Unida a esta constatación, asoma la evidencia de otro déficit. Magris lo apunta cuando, al tratar de proponer alguna iniciativa con que los allí presentes hubieran podido rendir tributo al ahogado, escribe: «Desde luego, se podía, por ejemplo, rezar. Pero rezar en público es difícil: casi nadie, a menos que haga profesión de devoto y sea conocido como tal, se atreve». Así, con esa sutileza tan característica de los mejores pensadores, Magris desliza una crítica, en el fondo demoledora, a la indigencia espiritual de una época que, en pleno proceso de desaprendizaje de las fórmulas que articulaban la vida comunitaria, ha acabado también por desprenderse de sus más sencillos y hondos rituales. Sin una oración, sin la apertura cuando menos de un paréntesis en el que procurar un hueco a la mínima piedad de un silencio reflexivo, no hay nada que vincule la muerte de un hombre a la enormidad del misterio y la aflicción que representa.

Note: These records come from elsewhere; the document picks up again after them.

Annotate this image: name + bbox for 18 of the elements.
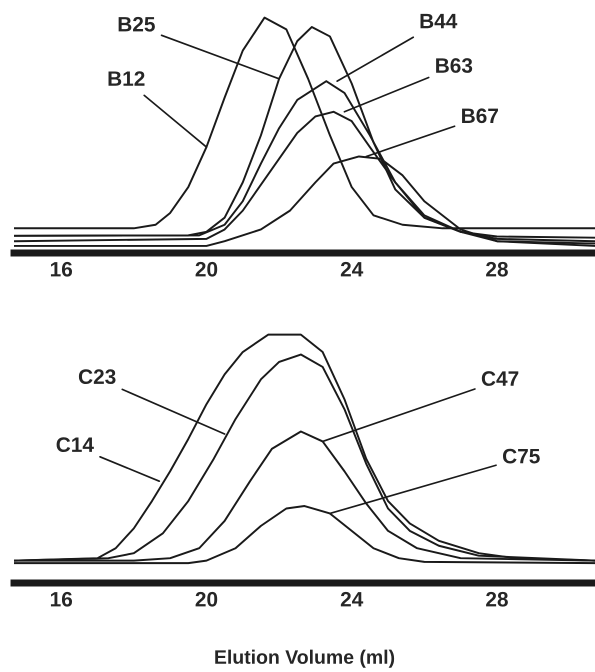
- annotation: C47: [482, 371, 518, 386]
- x-tick-label: 24: [340, 592, 364, 606]
- annotation: B12: [108, 71, 145, 86]
- x-tick-label: 20: [196, 592, 218, 607]
- annotation: B44: [420, 14, 458, 28]
- x-tick-label: 16: [50, 592, 72, 607]
- annotation: C23: [78, 369, 116, 384]
- annotation: B67: [462, 108, 498, 124]
- annotation: C14: [56, 437, 94, 452]
- annotation: C75: [502, 448, 540, 464]
- annotation: B25: [118, 16, 155, 32]
- x-tick-label: 16: [50, 262, 72, 277]
- x-tick-label: 24: [340, 262, 364, 276]
- x-tick-label: 20: [196, 262, 218, 277]
- x-tick-label: 28: [486, 592, 508, 607]
- annotation: B63: [436, 58, 472, 73]
- x-axis-title: Elution Volume (ml): [215, 650, 394, 668]
- x-tick-label: 28: [486, 262, 508, 277]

Por último, deben tomarse en consideración las circunstancias de la muerte, pues son ellas las que, a la postre, le imprimen al hecho un timbre particular. Y es que no es verdad que la muerte nos iguale. No es lo mismo, para nuestra mentalidad subyugada por los artificios y espejismos de esta era mediática, morir bajo la atención de los focos que hacerlo en la anónima oscuridad de un azar ciego, sin otra repercusión que un apunte estadístico en el cómputo de los decesos estivales. La muerte de este hombre, además, no fue achacable a ninguna de las causas que otorgan hoy a quienes las sufren un estatuto de superioridad cívica. No fue víctima de ningún sistema opresivo, de ninguna de esas situaciones injustas que a ciertos políticos y manipuladores de la opinión les brindan con tanta frecuencia la ocasión de explayarse en una demagogia hedionda. La suya fue una muerte vulgar. Una muerte carente de prestigio.

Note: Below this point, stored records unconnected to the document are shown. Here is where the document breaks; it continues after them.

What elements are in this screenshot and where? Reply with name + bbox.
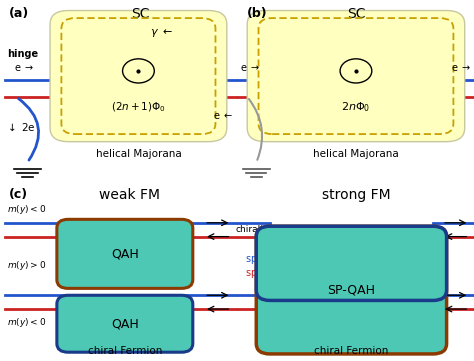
Text: SC: SC (346, 7, 365, 21)
Text: $m(y)<0$: $m(y)<0$ (7, 316, 46, 329)
FancyBboxPatch shape (57, 295, 193, 352)
Text: (a): (a) (9, 7, 29, 20)
Text: $m(y)>0$: $m(y)>0$ (7, 260, 46, 273)
FancyBboxPatch shape (62, 18, 216, 134)
Text: helical Majorana: helical Majorana (96, 149, 182, 158)
Text: spin $\downarrow$: spin $\downarrow$ (245, 252, 278, 266)
Text: helical Majorana: helical Majorana (313, 149, 399, 158)
Text: chiral Fermion: chiral Fermion (314, 346, 389, 356)
Text: chirality: chirality (236, 225, 273, 234)
Text: $(2n+1)\Phi_0$: $(2n+1)\Phi_0$ (111, 100, 166, 114)
Text: e $\rightarrow$: e $\rightarrow$ (14, 63, 35, 73)
FancyBboxPatch shape (57, 219, 193, 288)
Text: $\gamma$ $\leftarrow$: $\gamma$ $\leftarrow$ (150, 27, 173, 39)
Text: e $\leftarrow$: e $\leftarrow$ (213, 110, 234, 121)
Text: $m(y)<0$: $m(y)<0$ (7, 203, 46, 216)
FancyBboxPatch shape (247, 10, 465, 142)
Text: e $\rightarrow$: e $\rightarrow$ (240, 63, 261, 73)
FancyBboxPatch shape (256, 226, 447, 354)
Text: QAH: QAH (111, 317, 139, 330)
Text: $\downarrow$ 2e: $\downarrow$ 2e (5, 122, 35, 134)
Text: (b): (b) (247, 7, 268, 20)
Text: SC: SC (131, 7, 150, 21)
Text: e $\rightarrow$: e $\rightarrow$ (451, 63, 472, 73)
FancyBboxPatch shape (50, 10, 227, 142)
FancyBboxPatch shape (258, 18, 454, 134)
Text: spin $\uparrow$: spin $\uparrow$ (245, 266, 278, 280)
FancyBboxPatch shape (256, 226, 447, 300)
Text: (c): (c) (9, 188, 28, 201)
Text: chiral Fermion: chiral Fermion (88, 346, 162, 356)
Text: strong FM: strong FM (322, 188, 390, 202)
Text: hinge: hinge (7, 49, 38, 59)
Text: QAH: QAH (111, 247, 139, 260)
Text: weak FM: weak FM (99, 188, 160, 202)
Text: $2n\Phi_0$: $2n\Phi_0$ (341, 100, 371, 114)
Text: SP-QAH: SP-QAH (328, 284, 375, 297)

Ese ahogado de la playa de Trieste sólo representa lo que es. Pero lo que es constituye justamente el misterio de nuestra condición vulnerable y finita, para cuya aceptación nuestra endeble psicología posmoderna se diría que se halla cada vez menos preparada. En medio del deslumbramiento de la luz y de la momentánea suspensión de los rigores de la existencia que representa una playa abarrotada de bañistas, aquel cuerpo tendido en la arena reclamaba la compañía de un gesto que acortase, al menos durante unos minutos, la sobrecogedora distancia que media entre los vivos y los muertos. Hubiera sido un gesto que, aun desprovisto de toda utilidad práctica, habría mitigado el sinsentido de una escena tan desoladora como incatalogable. Un gesto que habría medido la reserva de fraternidad y decoro que sigue haciendo posible la vida en este mundo.
Al igual que Magris, no puedo evitar preguntarme qué habría hecho yo de haberme encontrado en aquella playa.